Although it was illegal to educate black children, Elizabeth did so anyway. She and a friend, Marie Balas, taught them in Elizabeth’s home.
The Sulpician Fathers had left France during the French Revolution and founded St. Mary’s Seminary in Baltimore in 1791. They assisted Elizabeth, allowing the Haitian community the use of a basement chapel in the seminary. The Sulpicians assigned Father Jacques Joubert to pastor the Haitian refugees.
In 1828, Father Joubert suggested to Elizabeth that they start a religious community of black women with the mission of educating black women. Elizabeth accepted. She and three other Haitian women became the founders of the Oblate Sisters of Providence. Elizabeth took the religious name of Mary. After her election as the first superior, she was called Mother Mary the rest of her life.
Father Joubert wrote the constitution for the community. Archbishop James Whitfield approved it in 1829 and Pope Gregory XVI did so in 1831, making the Oblate Sisters of Providence the first community of religious women of African descent.
The following years, though, were difficult as the sisters suffered from prejudice. Maria M. Lannon wrote in her book Response to Love: The Story of Mother Mary Elizabeth Lange, O.S.P., “The sisters had to endure verbal insults, along with threats of physical abuse from some of Baltimore’s white Catholics who objected to colored women wearing the habit of a nun.”
The sisters suffered from extreme poverty, surviving on the small amounts paid by the parents of their students and from the sale of needlework, sewing, mending and working as laundresses at St. Mary’s Seminary.

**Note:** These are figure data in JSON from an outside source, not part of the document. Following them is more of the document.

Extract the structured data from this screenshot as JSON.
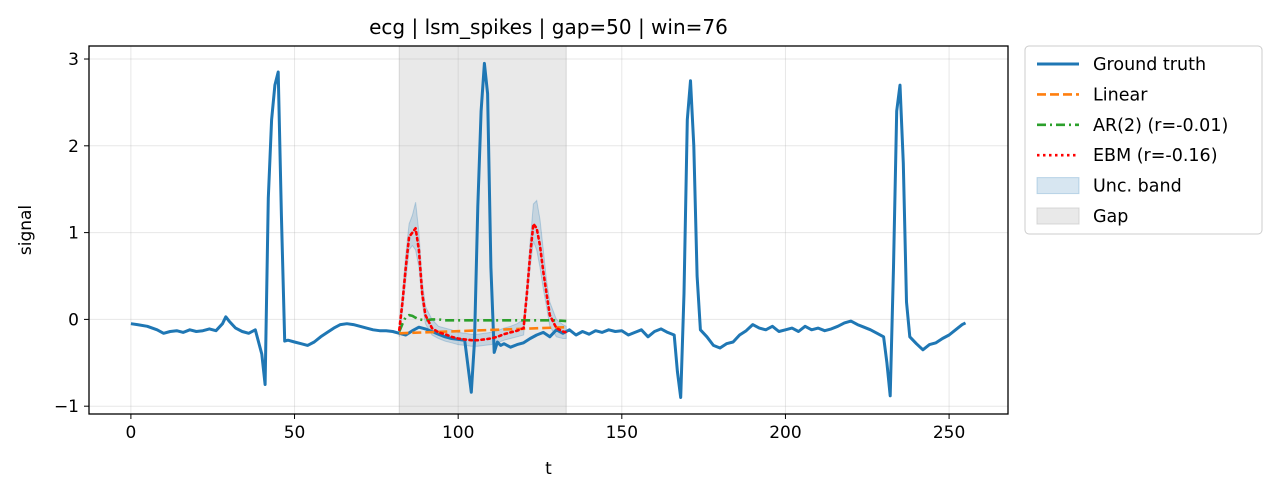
{
  "chart_data": {
    "type": "line",
    "title": "ecg | lsm_spikes | gap=50 | win=76",
    "xlabel": "t",
    "ylabel": "signal",
    "xlim": [
      -12.8,
      268
    ],
    "ylim": [
      -1.09,
      3.15
    ],
    "xticks": [
      0,
      50,
      100,
      150,
      200,
      250
    ],
    "xtick_labels": [
      "0",
      "50",
      "100",
      "150",
      "200",
      "250"
    ],
    "yticks": [
      -1,
      0,
      1,
      2,
      3
    ],
    "ytick_labels": [
      "−1",
      "0",
      "1",
      "2",
      "3"
    ],
    "grid": true,
    "legend_position": "outside-right-top",
    "gap": {
      "label": "Gap",
      "start": 82,
      "end": 133,
      "color": "#c8c8c8"
    },
    "series": [
      {
        "name": "Ground truth",
        "color": "#1f77b4",
        "style": "solid",
        "x": [
          0,
          2,
          5,
          8,
          10,
          12,
          14,
          16,
          18,
          20,
          22,
          24,
          26,
          28,
          29,
          30,
          32,
          34,
          36,
          38,
          40,
          41,
          42,
          43,
          44,
          45,
          46,
          47,
          48,
          50,
          52,
          54,
          56,
          58,
          60,
          62,
          64,
          66,
          68,
          70,
          72,
          74,
          76,
          78,
          80,
          82,
          84,
          86,
          88,
          90,
          92,
          94,
          96,
          98,
          100,
          102,
          104,
          105,
          106,
          107,
          108,
          109,
          110,
          111,
          112,
          113,
          114,
          116,
          118,
          120,
          122,
          124,
          126,
          128,
          130,
          132,
          134,
          136,
          138,
          140,
          142,
          144,
          146,
          148,
          150,
          152,
          154,
          156,
          158,
          160,
          162,
          164,
          166,
          167,
          168,
          169,
          170,
          171,
          172,
          173,
          174,
          176,
          178,
          180,
          182,
          184,
          186,
          188,
          190,
          192,
          194,
          196,
          198,
          200,
          202,
          204,
          206,
          208,
          210,
          212,
          214,
          216,
          218,
          220,
          222,
          224,
          226,
          228,
          230,
          231,
          232,
          233,
          234,
          235,
          236,
          237,
          238,
          240,
          242,
          244,
          246,
          248,
          250,
          252,
          254,
          255
        ],
        "y": [
          -0.05,
          -0.06,
          -0.08,
          -0.12,
          -0.16,
          -0.14,
          -0.13,
          -0.15,
          -0.12,
          -0.14,
          -0.13,
          -0.11,
          -0.13,
          -0.05,
          0.03,
          -0.02,
          -0.1,
          -0.14,
          -0.16,
          -0.12,
          -0.4,
          -0.75,
          1.4,
          2.3,
          2.7,
          2.85,
          1.2,
          -0.25,
          -0.24,
          -0.26,
          -0.28,
          -0.3,
          -0.26,
          -0.2,
          -0.15,
          -0.1,
          -0.06,
          -0.05,
          -0.06,
          -0.08,
          -0.1,
          -0.12,
          -0.13,
          -0.13,
          -0.14,
          -0.16,
          -0.18,
          -0.13,
          -0.09,
          -0.11,
          -0.14,
          -0.17,
          -0.2,
          -0.22,
          -0.23,
          -0.24,
          -0.84,
          -0.25,
          1.3,
          2.4,
          2.95,
          2.6,
          0.6,
          -0.38,
          -0.26,
          -0.3,
          -0.28,
          -0.32,
          -0.29,
          -0.27,
          -0.22,
          -0.18,
          -0.15,
          -0.2,
          -0.12,
          -0.16,
          -0.12,
          -0.18,
          -0.14,
          -0.17,
          -0.13,
          -0.15,
          -0.12,
          -0.14,
          -0.13,
          -0.18,
          -0.15,
          -0.12,
          -0.2,
          -0.14,
          -0.11,
          -0.15,
          -0.18,
          -0.6,
          -0.9,
          0.3,
          2.3,
          2.75,
          2.0,
          0.5,
          -0.12,
          -0.2,
          -0.3,
          -0.33,
          -0.28,
          -0.26,
          -0.18,
          -0.13,
          -0.06,
          -0.1,
          -0.12,
          -0.08,
          -0.14,
          -0.12,
          -0.1,
          -0.14,
          -0.08,
          -0.12,
          -0.1,
          -0.13,
          -0.11,
          -0.08,
          -0.04,
          -0.02,
          -0.06,
          -0.09,
          -0.12,
          -0.16,
          -0.2,
          -0.5,
          -0.88,
          0.6,
          2.4,
          2.7,
          1.8,
          0.2,
          -0.2,
          -0.28,
          -0.35,
          -0.29,
          -0.27,
          -0.22,
          -0.18,
          -0.12,
          -0.06,
          -0.04
        ]
      },
      {
        "name": "Linear",
        "color": "#ff7f0e",
        "style": "dashed",
        "x": [
          82,
          133
        ],
        "y": [
          -0.16,
          -0.09
        ]
      },
      {
        "name": "AR(2) (r=-0.01)",
        "color": "#2ca02c",
        "style": "dashdot",
        "x": [
          82,
          83,
          84,
          85,
          86,
          87,
          88,
          90,
          92,
          94,
          96,
          100,
          106,
          112,
          118,
          124,
          130,
          133
        ],
        "y": [
          -0.14,
          -0.05,
          0.03,
          0.05,
          0.04,
          0.02,
          0.0,
          -0.01,
          0.0,
          0.0,
          -0.01,
          -0.01,
          -0.01,
          -0.01,
          -0.01,
          -0.01,
          -0.01,
          -0.02
        ]
      },
      {
        "name": "EBM (r=-0.16)",
        "color": "#ff0000",
        "style": "dotted",
        "x": [
          82,
          83,
          84,
          85,
          86,
          87,
          88,
          89,
          90,
          92,
          94,
          96,
          98,
          100,
          102,
          104,
          106,
          108,
          110,
          112,
          114,
          116,
          118,
          120,
          121,
          122,
          123,
          124,
          125,
          126,
          127,
          128,
          130,
          132,
          133
        ],
        "y": [
          -0.12,
          0.2,
          0.6,
          0.95,
          1.0,
          1.05,
          0.8,
          0.3,
          0.05,
          -0.1,
          -0.15,
          -0.17,
          -0.2,
          -0.22,
          -0.23,
          -0.24,
          -0.24,
          -0.23,
          -0.22,
          -0.2,
          -0.17,
          -0.15,
          -0.13,
          -0.1,
          0.3,
          0.75,
          1.1,
          1.05,
          0.85,
          0.55,
          0.3,
          0.05,
          -0.1,
          -0.14,
          -0.15
        ]
      }
    ],
    "band": {
      "name": "Unc. band",
      "color": "#1f77b4",
      "x": [
        82,
        83,
        84,
        85,
        86,
        87,
        88,
        89,
        90,
        92,
        94,
        96,
        98,
        100,
        102,
        104,
        106,
        108,
        110,
        112,
        114,
        116,
        118,
        120,
        121,
        122,
        123,
        124,
        125,
        126,
        127,
        128,
        130,
        132,
        133
      ],
      "upper": [
        -0.05,
        0.3,
        0.75,
        1.1,
        1.2,
        1.35,
        1.0,
        0.45,
        0.15,
        0.0,
        -0.08,
        -0.1,
        -0.12,
        -0.15,
        -0.16,
        -0.17,
        -0.17,
        -0.16,
        -0.15,
        -0.13,
        -0.1,
        -0.08,
        -0.05,
        0.0,
        0.4,
        0.9,
        1.33,
        1.37,
        1.15,
        0.8,
        0.45,
        0.2,
        0.0,
        -0.06,
        -0.08
      ],
      "lower": [
        -0.2,
        0.1,
        0.45,
        0.8,
        0.85,
        0.8,
        0.6,
        0.2,
        -0.05,
        -0.18,
        -0.22,
        -0.25,
        -0.27,
        -0.29,
        -0.3,
        -0.31,
        -0.31,
        -0.3,
        -0.29,
        -0.27,
        -0.24,
        -0.22,
        -0.2,
        -0.18,
        0.2,
        0.6,
        0.9,
        0.8,
        0.6,
        0.35,
        0.15,
        -0.08,
        -0.2,
        -0.22,
        -0.22
      ]
    }
  }
}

Even ecclesiastical superiors refused to help. After Archbishop Whitfield, no other archbishop during Mother Mary’s lifetime supported the community, one of them suggesting that the sisters disband and return to the lay state. However, they did have some supporters, including Redemptorist Father John Neumann, who would later become Archbishop of Philadelphia and a canonized saint. He traveled to Baltimore four times a year to serve as the sisters’ confessor.
Despite the difficulties, the community continued to add members and schools. Between 1857 and 1866, the sisters opened schools in Fells Point, Md., Philadelphia, New Orleans and another in Baltimore. However, they all closed for financial reasons.

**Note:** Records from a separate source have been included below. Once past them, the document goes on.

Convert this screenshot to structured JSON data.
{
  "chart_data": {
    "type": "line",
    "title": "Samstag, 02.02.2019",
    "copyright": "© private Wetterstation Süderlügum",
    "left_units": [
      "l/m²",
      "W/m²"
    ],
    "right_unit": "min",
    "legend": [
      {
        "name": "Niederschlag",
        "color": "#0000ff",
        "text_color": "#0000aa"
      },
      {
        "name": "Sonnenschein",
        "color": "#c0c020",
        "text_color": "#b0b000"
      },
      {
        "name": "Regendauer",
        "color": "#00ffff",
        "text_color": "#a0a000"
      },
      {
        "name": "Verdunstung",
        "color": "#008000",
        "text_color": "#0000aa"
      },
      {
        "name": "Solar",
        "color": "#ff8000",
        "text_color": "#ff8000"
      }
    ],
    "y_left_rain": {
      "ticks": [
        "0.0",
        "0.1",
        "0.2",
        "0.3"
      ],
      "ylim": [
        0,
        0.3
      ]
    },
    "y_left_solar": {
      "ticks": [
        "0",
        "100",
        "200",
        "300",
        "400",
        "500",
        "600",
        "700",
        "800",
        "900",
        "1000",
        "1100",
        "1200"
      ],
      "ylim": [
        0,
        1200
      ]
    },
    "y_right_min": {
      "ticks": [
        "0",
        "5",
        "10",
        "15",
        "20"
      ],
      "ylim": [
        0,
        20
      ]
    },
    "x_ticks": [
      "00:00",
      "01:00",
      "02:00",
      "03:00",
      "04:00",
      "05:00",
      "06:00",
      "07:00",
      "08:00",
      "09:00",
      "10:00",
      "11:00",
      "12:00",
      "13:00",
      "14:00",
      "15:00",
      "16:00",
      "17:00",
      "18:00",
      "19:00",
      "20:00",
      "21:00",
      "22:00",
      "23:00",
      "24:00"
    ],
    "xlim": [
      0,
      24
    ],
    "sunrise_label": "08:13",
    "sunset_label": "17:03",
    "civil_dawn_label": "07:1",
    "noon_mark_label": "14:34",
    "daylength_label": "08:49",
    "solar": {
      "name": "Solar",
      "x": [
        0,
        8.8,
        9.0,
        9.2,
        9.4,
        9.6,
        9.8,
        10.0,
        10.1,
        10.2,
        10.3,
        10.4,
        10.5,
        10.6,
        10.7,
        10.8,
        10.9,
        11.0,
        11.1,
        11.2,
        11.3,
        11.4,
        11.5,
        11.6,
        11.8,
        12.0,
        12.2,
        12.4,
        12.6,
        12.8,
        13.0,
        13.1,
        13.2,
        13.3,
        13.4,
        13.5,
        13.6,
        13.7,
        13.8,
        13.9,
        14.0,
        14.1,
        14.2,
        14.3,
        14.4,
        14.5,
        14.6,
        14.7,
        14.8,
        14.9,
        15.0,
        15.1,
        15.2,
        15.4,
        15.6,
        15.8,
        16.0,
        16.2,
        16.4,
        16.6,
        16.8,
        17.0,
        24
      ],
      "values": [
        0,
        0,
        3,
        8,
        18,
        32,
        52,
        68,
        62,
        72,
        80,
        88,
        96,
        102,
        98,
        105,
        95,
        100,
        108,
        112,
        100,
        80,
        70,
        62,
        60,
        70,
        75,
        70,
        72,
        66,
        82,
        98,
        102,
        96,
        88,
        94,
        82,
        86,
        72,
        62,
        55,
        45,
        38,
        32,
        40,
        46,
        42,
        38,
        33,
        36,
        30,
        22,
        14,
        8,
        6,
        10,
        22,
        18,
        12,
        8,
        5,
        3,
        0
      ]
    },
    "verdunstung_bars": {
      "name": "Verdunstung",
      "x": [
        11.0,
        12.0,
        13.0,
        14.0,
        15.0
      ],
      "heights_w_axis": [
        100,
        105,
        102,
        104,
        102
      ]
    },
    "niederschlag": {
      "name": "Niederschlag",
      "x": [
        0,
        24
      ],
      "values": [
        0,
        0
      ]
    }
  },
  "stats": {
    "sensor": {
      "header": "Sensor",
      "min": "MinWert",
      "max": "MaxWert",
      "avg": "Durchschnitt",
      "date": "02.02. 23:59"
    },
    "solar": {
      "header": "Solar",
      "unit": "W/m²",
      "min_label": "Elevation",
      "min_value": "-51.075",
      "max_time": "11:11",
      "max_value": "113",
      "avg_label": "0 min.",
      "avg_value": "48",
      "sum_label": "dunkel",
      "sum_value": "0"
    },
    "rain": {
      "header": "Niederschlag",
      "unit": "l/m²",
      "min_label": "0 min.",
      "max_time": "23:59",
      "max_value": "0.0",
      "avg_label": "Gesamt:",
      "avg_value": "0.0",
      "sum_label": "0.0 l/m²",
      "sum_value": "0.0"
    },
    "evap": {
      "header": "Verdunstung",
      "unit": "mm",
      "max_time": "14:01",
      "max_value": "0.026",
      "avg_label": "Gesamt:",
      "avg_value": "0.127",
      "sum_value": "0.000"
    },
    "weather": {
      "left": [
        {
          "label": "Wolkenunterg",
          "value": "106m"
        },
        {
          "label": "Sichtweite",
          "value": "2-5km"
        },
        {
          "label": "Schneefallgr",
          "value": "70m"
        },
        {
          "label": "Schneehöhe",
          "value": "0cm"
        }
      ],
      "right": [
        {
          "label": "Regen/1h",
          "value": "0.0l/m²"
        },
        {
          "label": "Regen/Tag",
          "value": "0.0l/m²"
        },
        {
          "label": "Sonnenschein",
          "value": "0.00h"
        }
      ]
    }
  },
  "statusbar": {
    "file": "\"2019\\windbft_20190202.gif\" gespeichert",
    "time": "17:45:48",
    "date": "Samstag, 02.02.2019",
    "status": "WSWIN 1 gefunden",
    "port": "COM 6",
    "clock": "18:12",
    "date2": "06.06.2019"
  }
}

In 1860, the Jesuits bought a house for the sisters if the sisters would do the laundry at Loyola College. In 1879, the Josephite Fathers became chaplains for the sisters.
Mother Mary was superior for nine years, although not all consecutively. As she aged, she remained in her room at St. Francis Academy in Baltimore except for Mass, but enjoyed visits from her sisters and students. She died there, after receiving Communion, on Feb. 3, 1882. She was 98.